The film tells the story of a middle aged widow, Grace (Brenda Blethyn), living a comfortable, upper-middle class sort of life as the local gentry in a Cornish fishing village until her husband’s death reveals that he has got them massively in debt, and she is in danger of losing everything that she has built her life around for years. Unable to save her house and other possessions any other way, she encourages her Scottish gardener, Matthew (Mr Ferguson), to cut her in on his project of growing illegal hashish. Together they go into business on an industrial scale, and the wacky, lovable Cornish villagers who are their neighbors turn a blind eye. But is it too late? As we reach the climax, the police, a London drug lord and her late husband’s creditors are all closing in on Grace. . .

So far so good, you might say, though the lovably wacky Cornish villagers are a little bit over the top, even before they join in the party and the incomprehensible giggling. But at this point, having no idea what else to do, the film breaks down and gives up on any semblance of realistic plotting. Instead, it trots out that venerable hippie fantasy of the 1960s, amazingly still alive after all these years, of solving both yours and the world’s problems by turning the whole world on. Oh please! When you see the police taking their clothes off and chasing breathless matrons around the lawn you know that the quest for comedy has finally wandered off the well-worn paths of sanity.

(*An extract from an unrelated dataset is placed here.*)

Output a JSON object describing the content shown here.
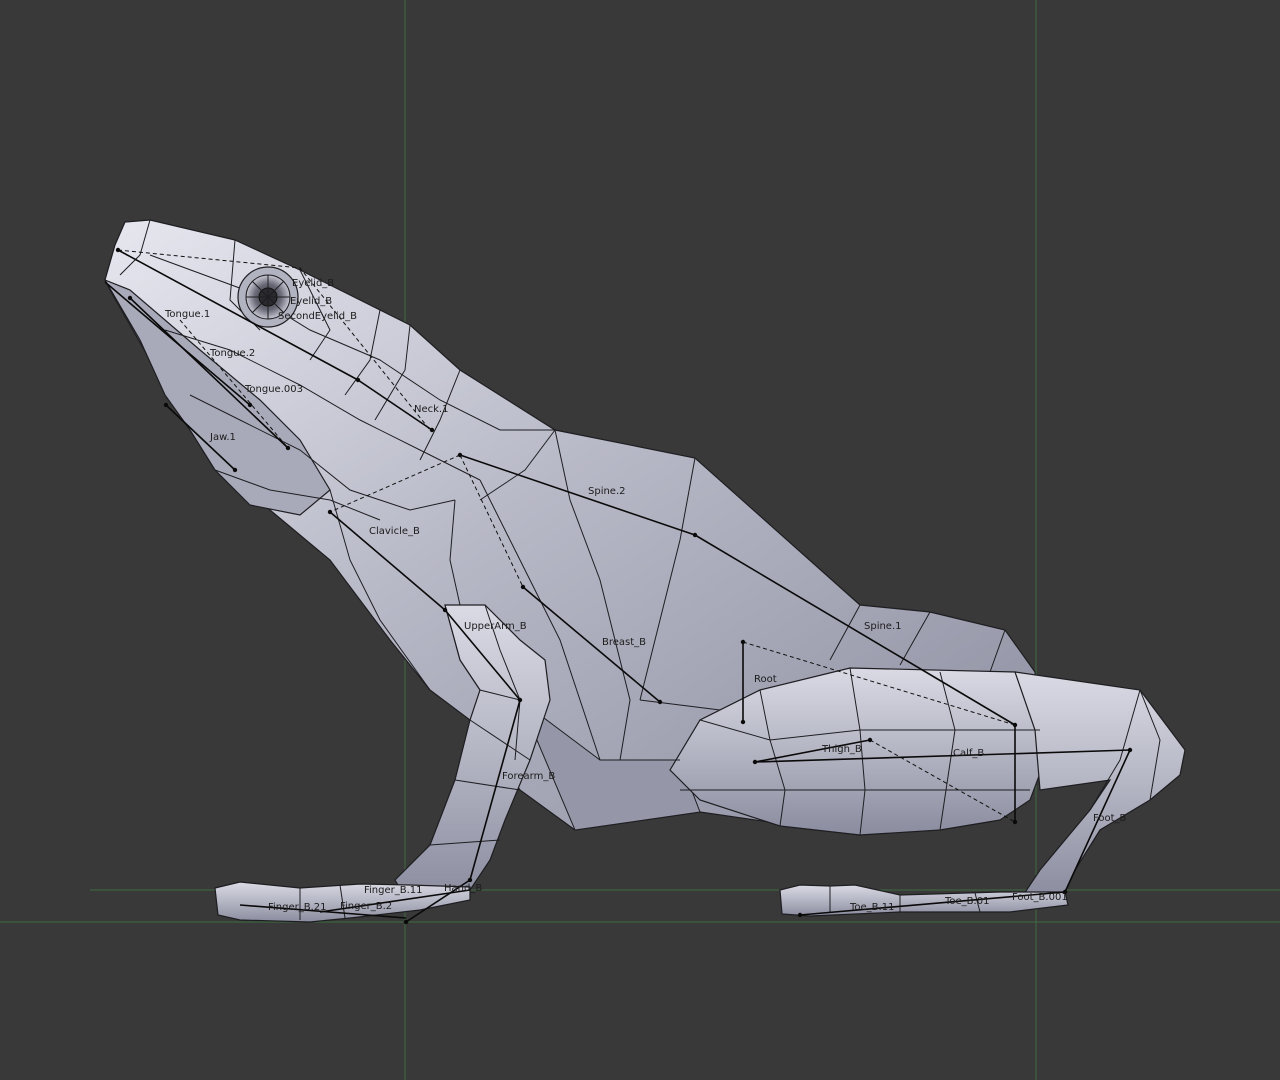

This is a shame because, early on, the humor of the film seems much sharper and the characters are interesting and sympathetic. Grace especially is an appealing victim of her husband’s profligacy, and Ms Blethyn, who gave such a memorable performance in Mike Leigh’s Secrets and Lies, is equally good here as a solid, middle-class, Women’s Institute type — she gets into the hash business because one of Matthew’s seedlings is poorly, saying: “I’m a gardener; these are sick plants” — who does what she has to do to hang on to her social status. Matthew, his girlfriend Nicky (Valerie Edmond) and the French drug lord played by Tcheky Karyo are also charming in their different ways. Even Dr. Bamford (Martin Clunes), the incompetent village G.P. and the principal customer for Matthew’s weed before he goes into factory farming, is made to seem witty and amusing. At the funeral for Grace’s husband, who died by falling (or jumping) out of an airplane, the doctor is asked: “What kind of injuries would someone have if he fell from that height?”

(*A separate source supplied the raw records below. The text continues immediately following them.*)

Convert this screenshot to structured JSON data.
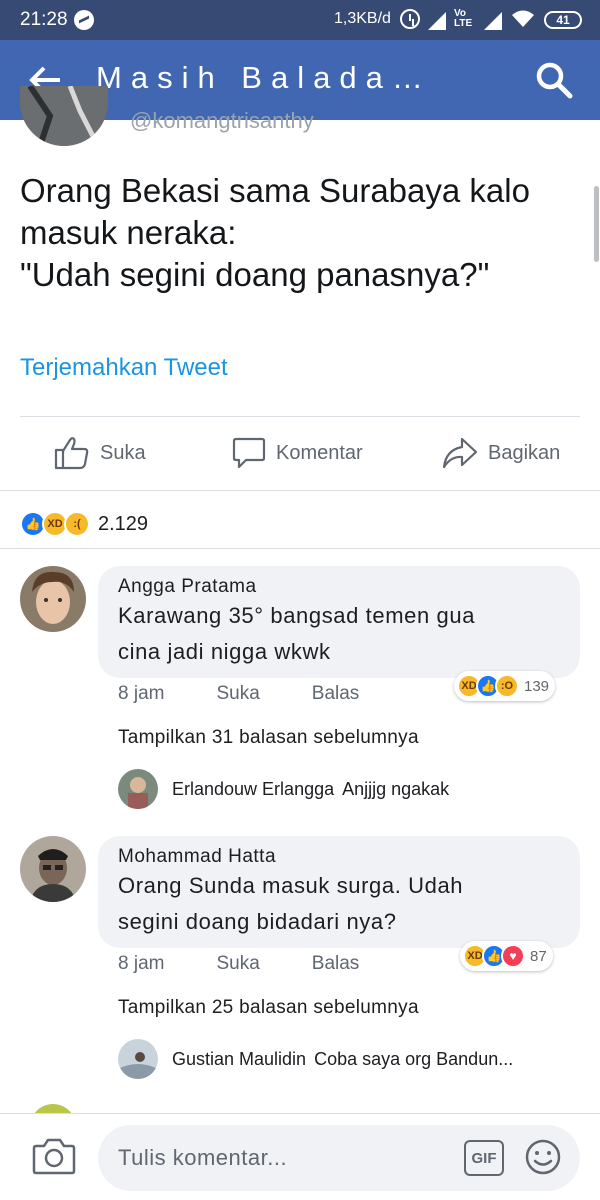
{
  "status_bar": {
    "time": "21:28",
    "network_speed": "1,3KB/d",
    "volte": "VoLTE",
    "battery": "41"
  },
  "app_bar": {
    "title": "Masih Balada…",
    "back_icon": "arrow-left-icon",
    "search_icon": "search-icon"
  },
  "tweet": {
    "handle": "@komangtrisanthy",
    "lines": [
      "Orang Bekasi sama Surabaya kalo",
      "masuk neraka:",
      "\"Udah segini doang panasnya?\""
    ],
    "translate_label": "Terjemahkan Tweet"
  },
  "actions": {
    "like": "Suka",
    "comment": "Komentar",
    "share": "Bagikan"
  },
  "reactions": {
    "icons": [
      "like",
      "haha",
      "sad"
    ],
    "count": "2.129"
  },
  "comments": [
    {
      "author": "Angga Pratama",
      "text_lines": [
        "Karawang 35° bangsad temen gua",
        "cina jadi nigga wkwk"
      ],
      "time": "8 jam",
      "like_label": "Suka",
      "reply_label": "Balas",
      "reactions": [
        "haha",
        "like",
        "wow"
      ],
      "reaction_count": "139",
      "more_replies": "Tampilkan 31 balasan sebelumnya",
      "reply_preview": {
        "author": "Erlandouw Erlangga",
        "text": "Anjjjg ngakak"
      }
    },
    {
      "author": "Mohammad Hatta",
      "text_lines": [
        "Orang Sunda masuk surga. Udah",
        "segini doang bidadari nya?"
      ],
      "time": "8 jam",
      "like_label": "Suka",
      "reply_label": "Balas",
      "reactions": [
        "haha",
        "like",
        "love"
      ],
      "reaction_count": "87",
      "more_replies": "Tampilkan 25 balasan sebelumnya",
      "reply_preview": {
        "author": "Gustian Maulidin",
        "text": "Coba saya org Bandun..."
      }
    }
  ],
  "composer": {
    "placeholder": "Tulis komentar...",
    "gif_label": "GIF",
    "camera_icon": "camera-icon",
    "emoji_icon": "smiley-icon"
  },
  "colors": {
    "status_bar": "#374a74",
    "app_bar": "#4267b2",
    "link": "#1b95e0",
    "like_blue": "#1877f2",
    "haha_yellow": "#f7b928",
    "love_red": "#f33e58"
  }
}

“Very bad ones,” he replies.

One thing it is useful to remember is the reputation of the Cornish in the rest of England as smugglers and brigands. The local townspeople along parts of the wild coast were even reputed to use false lighthouse signals to lure passing ships onto the rocks, so that they could loot the wrecks. One villager, on learning of Grace’s new enterprise, says: “It kind of warms the heart, Grace carrying on the local tradition of complete contempt for the law.” Even the village Bobby, zealous in pursuit of salmon poachers, warns her to get rid of her stuff quick, before the police from out of town arrive. In this, the film is a sort of Cornish version of Waking Ned Devine, mining the tradition of lawlessness on the Celtic fringe of Britain for humor — though unfortunately it doesn’t unearth quite so much of the stuff as the Irish film did.